O pai dela falou sobre a dor de nunca mais ver a filha, de não acompanhá-la em um casamento, de não conhecer futuros netos que ela poderia ter dado à família, de ver uma vida inteira arrancada por um homem que a conheceu pela internet e decidiu destruí-la. A mãe também expressou alívio parcial pela sentença, mas deixou claro que justiça não é o mesmo que reparação.
Prisão perpétua impede que Ajayi faça novas vítimas fora da cadeia. Mas não devolve a filha aos pais. Não devolve a amiga às amigas. Não devolve o futuro que Mackenzie havia começado a construir.

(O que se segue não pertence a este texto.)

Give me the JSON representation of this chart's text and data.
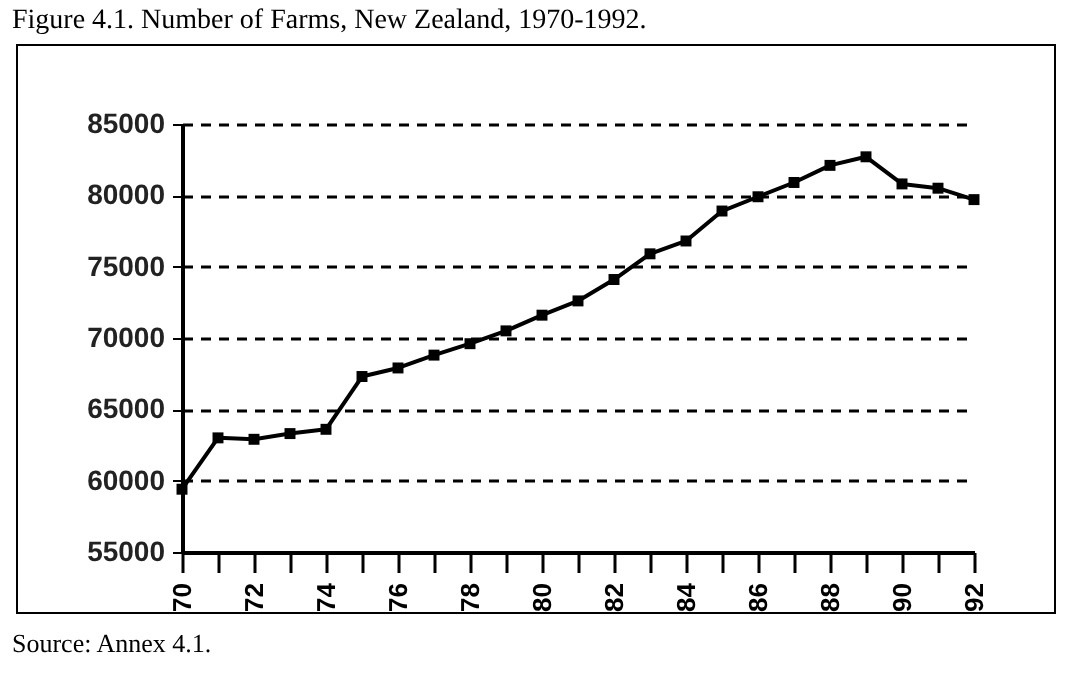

O Alerta Que Fica Para Todos
O caso Mackenzie Lueck não deve ser usado para julgar a vítima. Deve ser usado para alertar sobre riscos reais de encontros com desconhecidos em ambientes digitais. Aplicativos e sites de relacionamento fazem parte do mundo moderno, mas não eliminam perigos antigos: manipulação, mentira, violência e predadores escondidos atrás de boas conversas.

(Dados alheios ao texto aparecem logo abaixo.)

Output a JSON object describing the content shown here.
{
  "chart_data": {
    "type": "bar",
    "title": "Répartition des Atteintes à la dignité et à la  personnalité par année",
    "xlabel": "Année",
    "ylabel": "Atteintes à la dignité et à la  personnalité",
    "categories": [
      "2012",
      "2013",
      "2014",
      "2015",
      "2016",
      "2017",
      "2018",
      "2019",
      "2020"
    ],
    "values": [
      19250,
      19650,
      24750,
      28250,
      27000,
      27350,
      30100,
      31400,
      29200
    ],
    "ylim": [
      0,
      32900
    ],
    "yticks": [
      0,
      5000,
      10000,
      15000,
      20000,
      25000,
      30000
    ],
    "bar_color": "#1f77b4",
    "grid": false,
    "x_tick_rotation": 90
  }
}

O encontro em local isolado, de madrugada, sem que familiares ou amigos soubessem, tornou Mackenzie vulnerável. Isso não a torna culpada. Torna o caso um aviso doloroso. Encontros com pessoas conhecidas online devem acontecer em locais públicos, movimentados, com alguém informado sobre horário, endereço e identidade da pessoa. A confiança deve ser construída com tempo, não entregue no primeiro contato presencial.
Uma Jovem Que Não Pode Ser Reduzida Ao Crime
Mackenzie era muito mais do que o modo como morreu. Era estudante, filha, amiga, voluntária, jovem cheia de planos, alguém que defendia causas ligadas às mulheres e queria seguir uma carreira na saúde. A brutalidade do assassino não pode apagar quem ela foi.

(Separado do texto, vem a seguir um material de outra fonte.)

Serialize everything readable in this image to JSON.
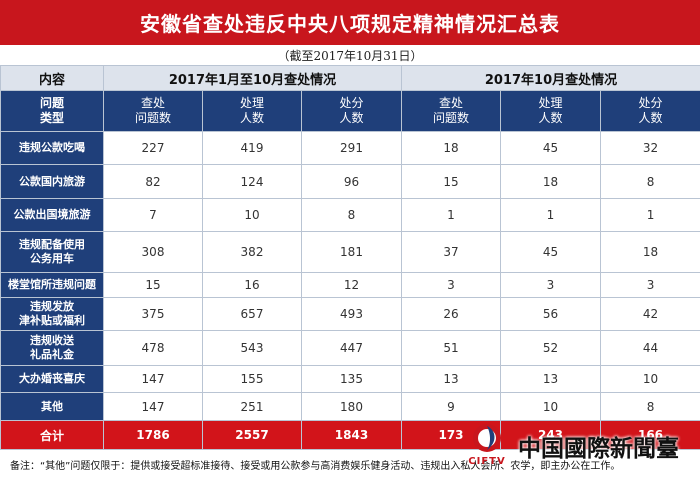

Casos assim chocam porque revelam como uma vida inteira pode ser interrompida por uma decisão cruel de outra pessoa. Mas também ensinam que a memória da vítima deve ser preservada com respeito. Não como curiosidade mórbida. Não como julgamento. Mas como lembrança de que havia ali uma pessoa real.
Mackenzie Lueck saiu de um funeral carregando tristeza e talvez buscando alguma conexão humana. Encontrou um assassino. E o mundo perdeu uma jovem que ainda tinha tudo pela frente.
No fim, o caso deixa uma pergunta que incomoda: quantas pessoas ainda estão entrando em carros, indo a encontros e confiando em perfis que escondem monstros?
A resposta talvez nunca seja confortável. Mas o alerta precisa ser ouvido antes que outra história termine do mesmo jeito.